Budaya viralisme dalam politik, yang dijadikan bahan kampanye seharusnya diarahkan pada konten yang membahas gagasan dan pemikiran ataupun visi besar calon terhadap bangsa dan negara. Dengan demikian, akan tercipta diskursus publik yang produktif dan mendorong terciptanya pemilu sebagai panggung demokrasi yang menyajikan
battle of ideas (pertarungan ide-ide).

Jika kita sedikit lebih idealis, publik sebenarnya berhak menguji seluruh pikiran para kandidat dalam dunia demokrasi. Kewajiban menawarkan ide tidak dapat digantikan dengan konten yang hanya berbicara soal berapa harga pakaian yang dikenakan kandidat untuk mengukur tingkat kemerakyatannya, seberapa putih rambutnya untuk membuktikan jika ia selalu memikirkan rakyatnya, atau seberapa indah kata-katanya untuk meyakinkan kecerdasannya.

Publik, dalam hal ini pemilih, berhak menagih tanggung jawab politisi agar membawa demokrasi ke dalam pertarungan pikiran. Disamping itu, politisi juga harus berani keluar dari budaya politik partisan. Dia harus pula berani mengungkapkan pikirannya meski itu tidak populis. Sebab demokrasi bukan saja soal keterpilihan, melainkan juga soal peradaban. Kita tidak menginginkan demokrasi viralisme, dan mengabaikan demokrasi ideisme.

Dibutuhkan Peran Pers

Budaya viralisme ini memang sulit dikontrol karena sebagian kontennya tidak melanggar norma hukum positif. Kendati pun ada UU ITE yang bisa memroteksi konten yang mengandung hoax, namun pembuktiannya tidak mudah. Pergerakanya di ruang maya juga menjadi sulit diawasi penyelenggara pemilu.
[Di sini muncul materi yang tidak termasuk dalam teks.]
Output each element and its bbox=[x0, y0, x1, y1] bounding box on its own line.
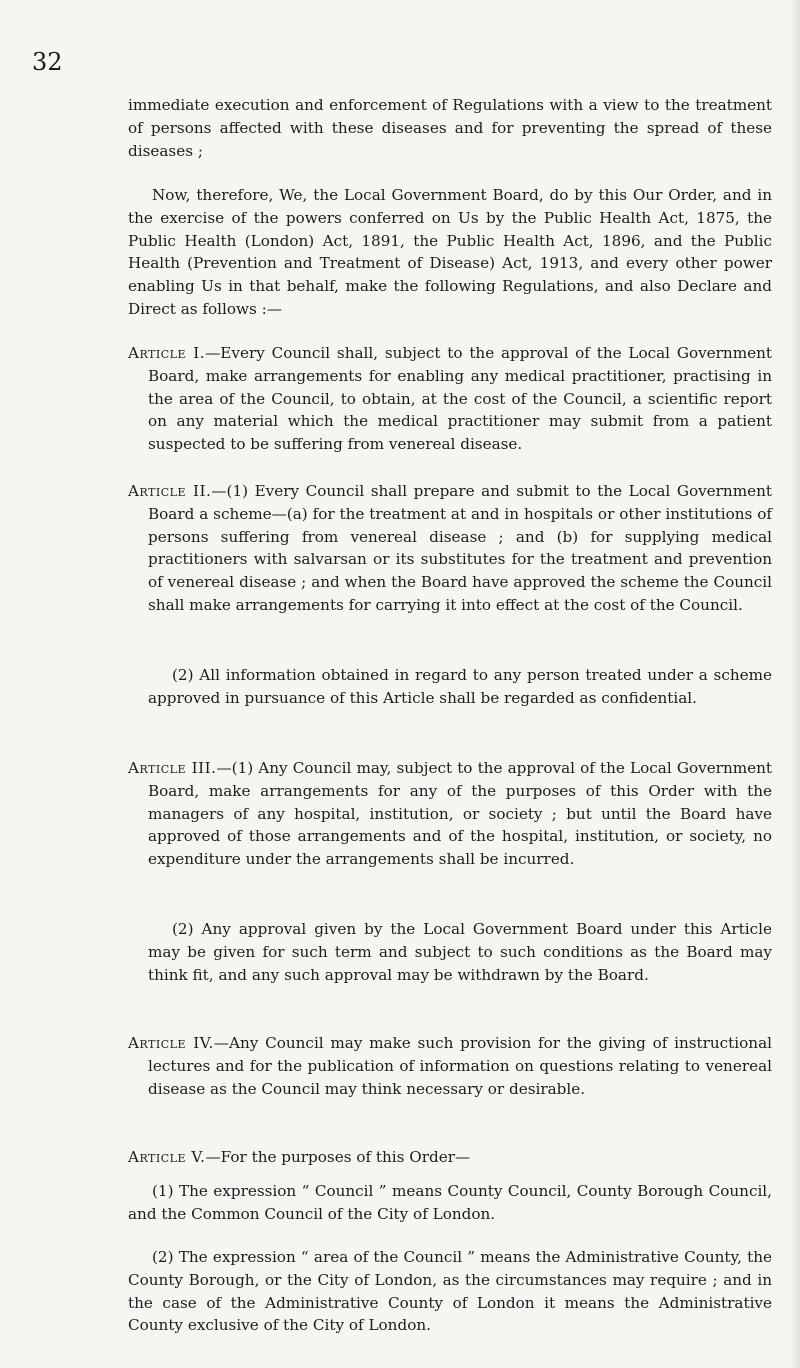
article-2-text: —(1) Every Council shall prepare and submit to the Local Government Board a scheme—(a) for the treatment at and in hospitals or other institutions of persons suffering from venereal disease ; and (b) for supplying medical practitioners with salvarsan or its substitutes for the treatment and prevention of venereal disease ; and when the Board have approved the scheme the Council shall make arrangements for carrying it into effect at the cost of the Council. bbox=[148, 482, 772, 614]
article-1-text: —Every Council shall, subject to the approval of the Local Government Board, make arrangements for enabling any medical practitioner, practising in the area of the Council, to obtain, at the cost of the Council, a scientific report on any material which the medical practitioner may submit from a patient suspected to be suffering from venereal disease. bbox=[148, 344, 772, 454]
now-therefore-paragraph: Now, therefore, We, the Local Government Board, do by this Our Order, and in the exercise of the powers conferred on Us by the Public Health Act, 1875, the Public Health (London) Act, 1891, the Public Health Act, 1896, and the Public Health (Prevention and Treatment of Disease) Act, 1913, and every other power enabling Us in that behalf, make the following Regulations, and also Declare and Direct as follows :— bbox=[128, 186, 772, 318]
article-1-label: Article I. bbox=[128, 344, 206, 362]
page-number: 32 bbox=[32, 48, 63, 76]
article-5-text: —For the purposes of this Order— bbox=[205, 1148, 471, 1166]
intro-paragraph: immediate execution and enforcement of Regulations with a view to the treatment of persons affected with these diseases and for preventing the spread of these diseases ; bbox=[128, 96, 772, 160]
article-4 bbox=[128, 1032, 772, 1100]
article-3-label: Article III. bbox=[128, 759, 217, 777]
article-5-clause-2: (2) The expression “ area of the Council ” means the Administrative County, the County Borough, or the City of London, as the circumstances may require ; and in the case of the Administrative County of London it means the Administrative County exclusive of the City of London. bbox=[128, 1248, 772, 1335]
article-2-label: Article II. bbox=[128, 482, 212, 500]
article-3-text: —(1) Any Council may, subject to the approval of the Local Government Board, make arrangements for any of the purposes of this Order with the managers of any hospital, institution, or society ; but until the Board have approved of those arrangements and of the hospital, institution, or society, no expenditure under the arrangements shall be incurred. bbox=[148, 759, 772, 869]
article-5-clause-1: (1) The expression “ Council ” means County Council, County Borough Council, and the Common Council of the City of London. bbox=[128, 1182, 772, 1223]
article-3 bbox=[128, 757, 772, 871]
article-4-text: —Any Council may make such provision for the giving of instructional lectures and for the publication of information on questions relating to venereal disease as the Council may think necessary or desirable. bbox=[148, 1034, 772, 1098]
article-4-label: Article IV. bbox=[128, 1034, 214, 1052]
article-3-clause-2: (2) Any approval given by the Local Government Board under this Article may be given for such term and subject to such conditions as the Board may think fit, and any such approval may be withdrawn by the Board. bbox=[148, 920, 772, 984]
page-edge-shadow bbox=[790, 0, 800, 1368]
article-1 bbox=[128, 342, 772, 456]
article-5-label: Article V. bbox=[128, 1148, 206, 1166]
article-5 bbox=[128, 1146, 772, 1169]
article-2 bbox=[128, 480, 772, 617]
article-2-clause-2: (2) All information obtained in regard to any person treated under a scheme approved in pursuance of this Article shall be regarded as confidential. bbox=[148, 666, 772, 707]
Budaya viralisme ini sebenarnya berkaitan erat dengan etik dan moralitas publik. Trend ini tidak dapat dihentikan melainkan hanya bisa diarahkan ke hal positif. Dalam pemilu, instrumen mengarahkan viralisme kearah positif dapat dilakukan dari kesadaran praktisi politik dan kewarasan publik. Partai politik maupun figur politisi harus lebih cerdas bermain diranah media sosial.

Ancaman viralisme ini sesungguhnya juga dapat direduksi peran media massa atau pers.
Dalam Undang-Undang Republik Indonesia Nomor 40 Tahun 1999 tentang Pers, peran pers antara lain menegakkan nilai-nilai dasar demokrasi, mengembangkan pendapat umum berdasarkan informasi yang tepat, dan melakukan pengawasan, kritik, koreksi, dan saran terhadap hal-hal yang berkaitan dengan kepentingan umum.

Dalam era digital saat ini, pers harus menjadi instrumen penjaga kecerdasan publik dari budaya viralisme yang bebas. Pers dengan kewenangannya mengelola saluran publik harus mewarnai diskursus pemilu dengan perbincangan ide dan gagasan.

Pers tidak boleh bersikap partisan. Pun tidak bisa sekedar mengejar rating lalu memblow up semua isu yang viral di media sosial. Kalaupun isu itu menjadi topik yang sedang hangat dimasyarakat, maka pers harus mampu menjernihkannya melalui kaidah verifikasinya. Akhirnya, selain pada kecerdasan politisi dan kewarasan publik, kita berharap demokrasi viralisme dapat direduksi melalui peran pers yang kuat.

Ini juga telah diungkapkan lebih dari tiga ratus tahun yang lalu oleh Edmund Burke, seorang negarawan Inggris (1729-1797) yang menyebut pers memikul tanggung jawab besar karena eksistensinya diletakan sebagai pilar keempat demokrasi.